I’ve seen the sales rating go up and down, which has been exciting for me. Can I know what those ratings translate into, saleswise? I guess I’m asking: How are we doing?
Feel the love
See, Cthulhu Attacks! has been as high as No. 43,000 and as low as (today) No. 183,000 and change, so I’m like, I must be moving some units between those two extremes! My publisher wrote me back with:
We have sold 15 copies so far plus Kindle Unlimited sales.
Good luck with your trip.
Fifteen copies? My blood went cold and my sight grew dim. Considering that the paperback just came out, so this must mean all eBook sales. Also, the Kindle Unlimited pay scheme is byzantine to say the least (not Severed’s fault, of course), so we won’t know the figures on that until the end of the quarter, I imagine.
Fifteen eBooks. I get 50% of the $2.99 cover price for each one. So thus far, not including KU, I have brought in, um … $22.43.
Now, the advertising campaign hasn’t really started, and the point of going to all these Cons is to get the word out about Cthulhu Attacks!, but shit … I spent more than that on business cards today.

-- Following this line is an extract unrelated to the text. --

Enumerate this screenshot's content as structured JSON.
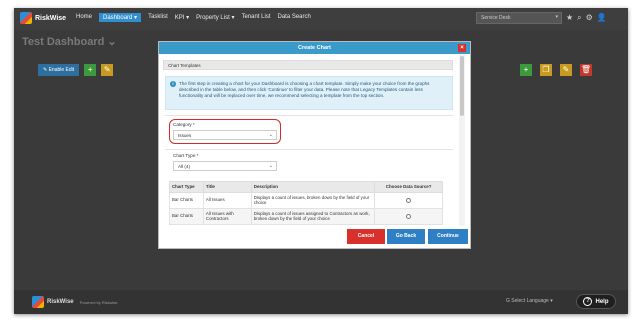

How Kindle Unlimited says it works
If you have bought Cthulhu Attacks! through Kindle Unlimited—and I love KU and use it myself—please could you do me a favor and at least page through the first 25 pages or so? That’s how Amazon calculates whether the author will be paid for that purchase or not. I am now doing this with all of my KU-purchased books, even those I won’t be getting around to reading anytime soon. Would you mind doing that for me, Dear Reader?
Slouching toward Providence
Fortunately, I will be spending the next three days on a Greyhound bus, which is 95% powered by tears of disappointment. Then I will be with my Lovecraftian people again, trying to determine if any of them are among the fifteen buyers who have brought me to such dizzying heights of literary success.